The Sydney Symphony pays tribute to the ANZACs through two Antipodean commissions.

Sydney Opera House, Concert Hall
April 24, 2014

Two new compositions on one programme is something of an event; especially when, in tribute to ANZAC Day, one is by a New Zealander and the other by an Australian. Kiwi, Michael F Williams’ Letters from the Front, Symphony No 1, had its moments, and the idea of using excerpts from soldier’s letters was effective, even though soprano Ayse Göknur Shanal sang under the note in the third movement. The inclusion of George Butterworth’s beautiful song Is My Team Ploughing in the first movement was very moving; that Butterworth was killed in the war adding poignancy.

More effective for me was James Ledger’s War Music, the other commission to mark the event. Even though both composers write in more conventional styles than the hard line academics prefer, Ledger is resourceful enough to keep our interest, offering many rewards during the course of the work. With his imaginative orchestration, Mr. Ledger is becoming one of our best composers.

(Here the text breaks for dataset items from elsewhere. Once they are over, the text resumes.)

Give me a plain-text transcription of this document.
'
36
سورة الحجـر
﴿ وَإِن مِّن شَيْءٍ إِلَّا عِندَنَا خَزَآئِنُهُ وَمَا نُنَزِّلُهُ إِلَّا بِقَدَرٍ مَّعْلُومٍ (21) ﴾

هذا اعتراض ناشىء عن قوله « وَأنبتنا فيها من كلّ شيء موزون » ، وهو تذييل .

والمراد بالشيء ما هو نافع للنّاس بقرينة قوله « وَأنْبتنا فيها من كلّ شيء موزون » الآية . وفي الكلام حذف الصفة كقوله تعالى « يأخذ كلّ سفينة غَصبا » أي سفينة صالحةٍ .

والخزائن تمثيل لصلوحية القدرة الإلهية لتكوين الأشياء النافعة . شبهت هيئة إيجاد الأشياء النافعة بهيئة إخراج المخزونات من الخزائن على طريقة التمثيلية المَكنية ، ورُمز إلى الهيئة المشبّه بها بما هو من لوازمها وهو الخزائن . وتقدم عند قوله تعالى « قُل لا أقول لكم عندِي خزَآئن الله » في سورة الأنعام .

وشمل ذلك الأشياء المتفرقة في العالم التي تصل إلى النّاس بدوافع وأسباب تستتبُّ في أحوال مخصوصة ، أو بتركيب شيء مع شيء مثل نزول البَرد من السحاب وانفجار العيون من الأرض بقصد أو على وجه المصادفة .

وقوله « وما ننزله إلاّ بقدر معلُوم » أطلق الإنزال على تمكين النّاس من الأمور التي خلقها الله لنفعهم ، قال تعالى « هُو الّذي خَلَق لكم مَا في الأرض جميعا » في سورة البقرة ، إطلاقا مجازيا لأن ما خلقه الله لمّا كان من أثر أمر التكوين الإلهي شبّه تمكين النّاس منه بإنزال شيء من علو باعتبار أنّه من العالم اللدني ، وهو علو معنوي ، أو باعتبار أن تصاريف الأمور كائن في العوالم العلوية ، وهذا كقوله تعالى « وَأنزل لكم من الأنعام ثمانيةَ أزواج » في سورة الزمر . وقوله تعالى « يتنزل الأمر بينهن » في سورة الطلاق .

An eclectic programme like this allows for unusual programming. The concert began with a stunning performance of Copland’s Fanfare for the Common Man (later used in his third symphony) giving the orchestra’s famous brass section a chance to shine. Similarly, it is rare to hear the 16th century psalm upon which Vaughan Williams’ based his masterpiece, the Fantasia on a Theme by Thomas Tallis, on the same programme. It is also unusual for this glorious string work to conclude a concert. It acted as a memorable postlude after the more energetic musical upheavals elsewhere in the programme.

This leads me to praise Lyn Williams’ splendid Gondwana Chorale, with singers on this occasion drawn from France, Turkey, New Zealand and Australia. In addition to their other contributions, they sang three songs a cappella, ranging from the liturgical through a Turkish folk song to Parry’s moving, My soul, there is a country. The three works contrasted well.

Conductor, Richard Gill, presided diligently and effectively over the whole concert. The Vaughan Williams, in particular, was beautifully realised.